I'd found the male-dominated aspects of my university sometimes unpleasant, arrogant and intimidating, but I was there and determined to do my own thing - or so I thought. Actually I buried ideas of composition lessons within three weeks of going "up", having spotted how unwelcome a girl composer would be... but the crucial point is that it didn't occur to me that one could challenge this. Surely one didn't need to, not in 1985?!? A woman was prime minister: that proved a woman could now do anything. Ours was the first generation that thought we could have it all. Even so, I did not experience a single lesson with a woman at that university in three years. Unless I'm very much mistaken, the only women teaching in that music faculty were one ethnomusicologist and a brilliant composer (a Schoenberg expert) who was doing a doctorate. It was just how it was. I certainly had daydreams of sneaking down to the faculty by night and spraying on some graffiti, or smashing a window or two, but a) that was for other reasons, and b) I'd never have dared.

Still, I think the sorry underlying truth was probably the syndrome I see in many young women today. They've made it, so why can't others? What's the problem? I am fairly sure that at 25 that's how I must have seen things. It never occurred to me that I'd be overlooked because I was a woman; I applied for jobs and got them, so pas de problème...

What happened? I spent 20 more years in the business. My sister died of cancer, aged 45, and I realised that life is short, short, short. I began writing for the Independent. If I'd approached a national newspaper wanting to write about sexism in the music industry as an importunate upstart of 25, I reckon I'd have been laughed out of town. Then I interviewed Pierre Boulez. He said you can't sit in front of a situation you see is wrong without wanting to do something to change it, and I realised he was right.
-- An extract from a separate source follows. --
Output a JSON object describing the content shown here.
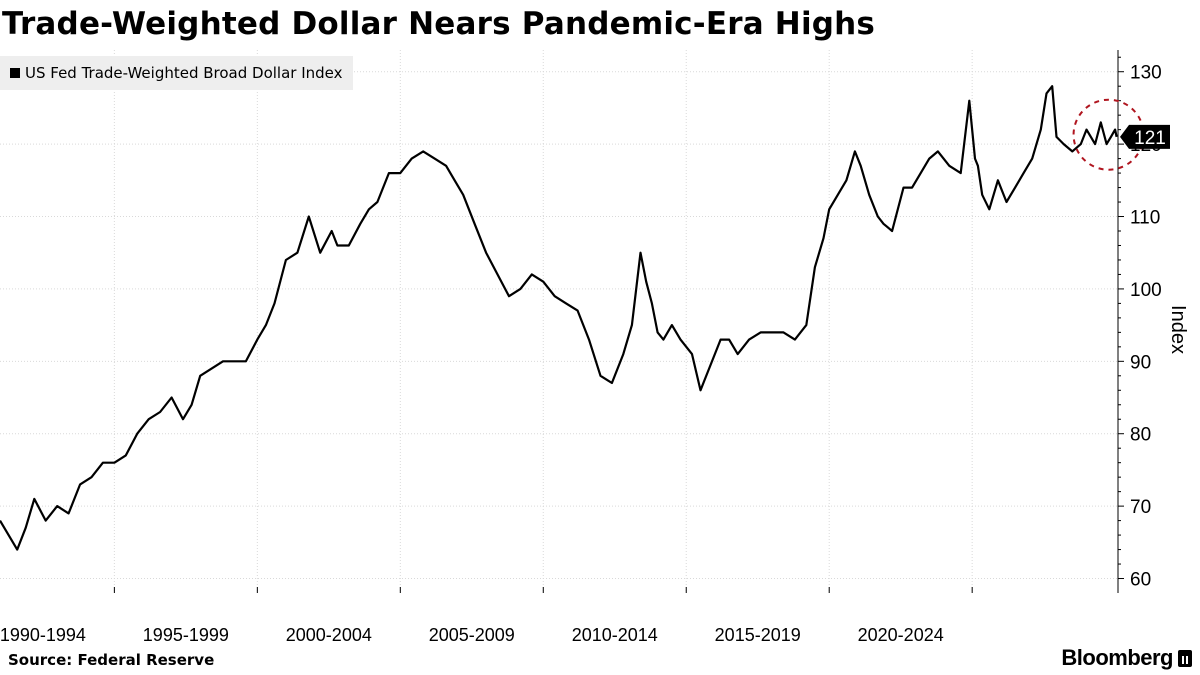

It wasn't long after that that I found myself sitting in front of something that I felt was very wrong and I decided to do something at least to raise awareness of it, because now I could.

The floodgates of consciousness have opened all around us now and it has been heartening to see the industry's decision-makers responding: festivals from baroque to contemporary programming music by women, International Women's Day taken very seriously on Radio 3 (now we need to address the rest of the year too), the launching of awards for women in the creative industries under the auspices of the Southbank Centre's WOW festival. The argument has widened to consider diversity as a whole, and necessarily so. Chineke! has got off to a flying start, and now Sound and Music is taking direct action to address the lack of diversity in new music "because it's 2016" - here's what they're doing and how and why.

Of course Neuwirth is right: it would have been good if more people had spoken up 25 years ago. But we can't change the past. With any luck, though, we can make some impact upon the present and future.

(Meanwhile, anyone who still requires proof of the ugly nature of misogyny in the music world need only go to the reader comments thread following a Slipped Disc post about Khatia Buniatishvili - some of the views expressed below the line are nauseating. I'm not linking to it - find it yourself if you wish.)